Don’t be afraid to speak up! When discussing the care and wishes of your little one you have that say. Especially regarding your baby’s safety. Take a moment to pause and explain new updates or adjustments to what the grandparent is suggesting. Try being mindful of their thought processes. Navigating how quickly information changes in childrearing is enough to make a new parent’s head spin. Remember, they also love their offspring and want to do their best for you.
Stay up-to-date on the current practices, and enlist a way that you can convey the information that makes you feel confident in relaying that information to the grandparents. Be prepared for questions of “why” and “let me see the studies”, etc, and approach the questions as an authority over your decisions, and also with compassion to their wanting to have a complete understanding.

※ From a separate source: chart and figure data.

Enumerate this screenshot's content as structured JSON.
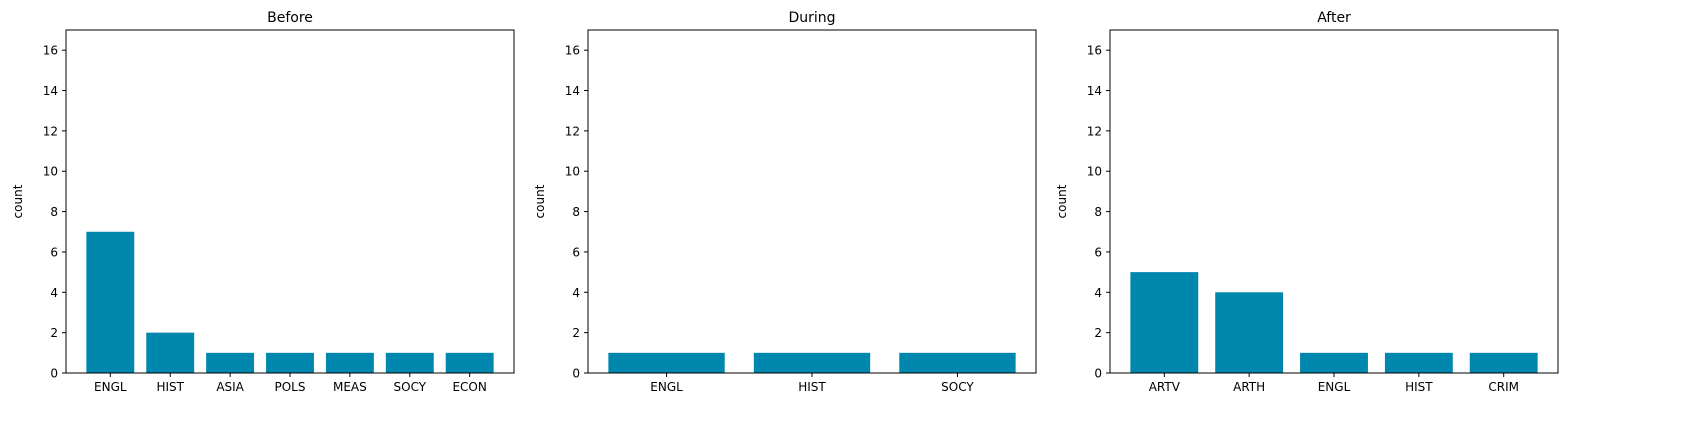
{
  "bar_color": "#0087ae",
  "chart_data": [
    {
      "type": "bar",
      "title": "Before",
      "xlabel": "",
      "ylabel": "count",
      "ylim": [
        0,
        17
      ],
      "yticks": [
        0,
        2,
        4,
        6,
        8,
        10,
        12,
        14,
        16
      ],
      "categories": [
        "ENGL",
        "HIST",
        "ASIA",
        "POLS",
        "MEAS",
        "SOCY",
        "ECON"
      ],
      "values": [
        7,
        2,
        1,
        1,
        1,
        1,
        1
      ],
      "grid": false
    },
    {
      "type": "bar",
      "title": "During",
      "xlabel": "",
      "ylabel": "count",
      "ylim": [
        0,
        17
      ],
      "yticks": [
        0,
        2,
        4,
        6,
        8,
        10,
        12,
        14,
        16
      ],
      "categories": [
        "ENGL",
        "HIST",
        "SOCY"
      ],
      "values": [
        1,
        1,
        1
      ],
      "grid": false
    },
    {
      "type": "bar",
      "title": "After",
      "xlabel": "",
      "ylabel": "count",
      "ylim": [
        0,
        17
      ],
      "yticks": [
        0,
        2,
        4,
        6,
        8,
        10,
        12,
        14,
        16
      ],
      "categories": [
        "ARTV",
        "ARTH",
        "ENGL",
        "HIST",
        "CRIM"
      ],
      "values": [
        5,
        4,
        1,
        1,
        1
      ],
      "grid": false
    }
  ]
}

Feeling Judged About the Choices They Made
Grandparents can easily feel judged when questioned about the choices they have made while they were in the trenches of parenthood long ago. Forget social media shaming, think about how every new report that comes out from AAP or ACOG about infant feeding, sleeping, car seats, activities, etc reminds the grandparents of what “they did wrong”. “We did what we did with the knowledge and information we had at the time.” We as parents have to remember that we won’t have all of the right answers all of the time, and we may not always make the best decisions. With that being said, growth is what’s important. Growing in your confidence, growing in knowledge, and growing in your relationship with one another.

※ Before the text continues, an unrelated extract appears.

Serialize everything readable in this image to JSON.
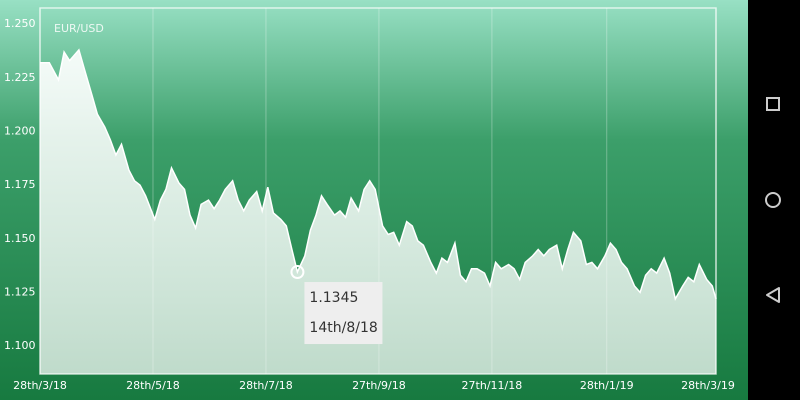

There’s no way to be a perfect parent, but there are a million ways to be a great one. Print out the latest information so that the grandparents are able to read it themselves. Have open discussions about how you plan to raise your child. What actions are acceptable and not acceptable to take with their grandchild. Think about ways to show your appreciation for their help and support, while instilling the proper boundaries and respect for what you want. Above all, we all feel like we’ve falling short in the parenting department in one way or another. Watching you shine in your roles as parents brings back memories of when your parents were raising you.
Hello Grandparents Class
On the 4th Monday of the month, Vegas Family Doulas offers a Grandparent’s Class. A class builds strictly for the grandparents to bridge the gap between the now and the yesteryear. Our Grandparent’s Class is a 2-hour fun, interactive, and engaging course that will provide grandparents a safe place to express themselves without judgment. During the class infant feeding, child-proofing and safety, infant sleep, communication styles, and more are discussed. An antiquated approach to how the guidelines of today’s parenting have evolved from how we grew up; and how your knowledge and experiences aren’t as outdated as you may think.

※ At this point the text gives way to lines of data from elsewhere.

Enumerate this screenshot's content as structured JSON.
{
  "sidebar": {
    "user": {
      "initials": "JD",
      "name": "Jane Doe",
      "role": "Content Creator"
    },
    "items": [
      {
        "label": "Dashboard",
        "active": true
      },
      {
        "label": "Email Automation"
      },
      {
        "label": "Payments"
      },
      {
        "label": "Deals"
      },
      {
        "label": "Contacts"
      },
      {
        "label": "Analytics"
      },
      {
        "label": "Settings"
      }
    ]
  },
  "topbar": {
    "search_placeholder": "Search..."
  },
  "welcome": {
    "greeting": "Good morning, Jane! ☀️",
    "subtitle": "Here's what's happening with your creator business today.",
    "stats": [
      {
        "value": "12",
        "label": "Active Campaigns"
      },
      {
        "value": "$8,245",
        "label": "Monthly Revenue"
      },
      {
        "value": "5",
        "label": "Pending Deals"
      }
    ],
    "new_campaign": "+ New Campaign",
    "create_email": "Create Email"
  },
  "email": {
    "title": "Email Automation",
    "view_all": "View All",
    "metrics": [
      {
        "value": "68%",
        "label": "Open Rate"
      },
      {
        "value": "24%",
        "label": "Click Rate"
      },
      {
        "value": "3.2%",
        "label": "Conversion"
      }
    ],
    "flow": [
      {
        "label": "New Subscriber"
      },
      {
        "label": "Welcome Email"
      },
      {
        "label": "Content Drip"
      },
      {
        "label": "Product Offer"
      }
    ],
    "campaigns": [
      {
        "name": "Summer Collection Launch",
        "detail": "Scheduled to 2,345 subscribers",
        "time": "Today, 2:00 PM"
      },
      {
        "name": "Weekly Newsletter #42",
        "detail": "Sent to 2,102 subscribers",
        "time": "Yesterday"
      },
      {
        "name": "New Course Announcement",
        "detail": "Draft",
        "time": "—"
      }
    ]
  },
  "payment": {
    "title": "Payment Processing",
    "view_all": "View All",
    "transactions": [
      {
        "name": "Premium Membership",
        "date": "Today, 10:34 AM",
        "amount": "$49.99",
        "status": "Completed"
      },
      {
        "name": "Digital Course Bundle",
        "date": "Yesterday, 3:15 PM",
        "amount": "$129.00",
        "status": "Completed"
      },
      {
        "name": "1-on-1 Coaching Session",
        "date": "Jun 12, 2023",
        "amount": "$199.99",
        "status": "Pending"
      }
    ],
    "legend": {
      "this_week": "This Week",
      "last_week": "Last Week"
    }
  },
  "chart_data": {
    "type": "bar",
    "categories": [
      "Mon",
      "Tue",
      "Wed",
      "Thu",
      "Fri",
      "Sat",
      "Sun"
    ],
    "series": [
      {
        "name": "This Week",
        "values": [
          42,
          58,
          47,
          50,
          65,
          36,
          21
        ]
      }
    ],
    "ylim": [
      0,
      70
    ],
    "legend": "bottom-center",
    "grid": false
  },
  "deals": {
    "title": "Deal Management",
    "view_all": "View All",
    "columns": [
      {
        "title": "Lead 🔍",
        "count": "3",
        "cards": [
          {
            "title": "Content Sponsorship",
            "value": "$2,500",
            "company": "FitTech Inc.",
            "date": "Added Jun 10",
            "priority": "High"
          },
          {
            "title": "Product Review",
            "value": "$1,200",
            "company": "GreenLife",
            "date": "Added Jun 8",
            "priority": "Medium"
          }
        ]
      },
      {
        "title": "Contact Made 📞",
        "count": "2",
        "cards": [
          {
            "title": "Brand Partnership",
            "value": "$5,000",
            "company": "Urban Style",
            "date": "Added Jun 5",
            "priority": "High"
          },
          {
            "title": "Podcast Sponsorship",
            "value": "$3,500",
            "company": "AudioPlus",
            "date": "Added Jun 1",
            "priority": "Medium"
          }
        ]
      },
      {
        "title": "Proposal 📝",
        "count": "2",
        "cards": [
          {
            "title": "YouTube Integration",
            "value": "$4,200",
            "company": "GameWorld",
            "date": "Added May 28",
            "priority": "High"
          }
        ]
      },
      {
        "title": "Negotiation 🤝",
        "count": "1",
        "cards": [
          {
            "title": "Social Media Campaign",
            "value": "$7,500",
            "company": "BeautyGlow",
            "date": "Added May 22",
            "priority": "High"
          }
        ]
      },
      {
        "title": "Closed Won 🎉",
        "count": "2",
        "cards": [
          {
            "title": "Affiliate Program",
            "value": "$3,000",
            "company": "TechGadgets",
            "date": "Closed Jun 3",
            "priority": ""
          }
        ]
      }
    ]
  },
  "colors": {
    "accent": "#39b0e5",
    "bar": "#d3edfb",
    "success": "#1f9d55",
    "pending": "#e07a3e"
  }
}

Promoting to Grandparents, is the Most Rewarding Role
We quite often hear that the role of a grandparent is even better than that of a parent. The love of a grandparent is rooted in generations of memories, stories, and life experiences. It has been statistically proven that grandparents who spend time with their grandchildren reduce the onset of dementia and Alzheimers. Something that’s a treasure. While the wild ride of parenting is never-ending, one thing is true, the child who has the relationships with both their parents and their grandparents is blessed beyond measures.
Claudia and Anne set a date for ‘mommy’s day out with Anne at the helm. They attended the Grandparent’s Class and learned much about communicating with each other, their roles and boundaries, and respect. Claudia felt at ease and went from anxious to excited about spending some time with herself. It was the perfect first Mother’s Day gift.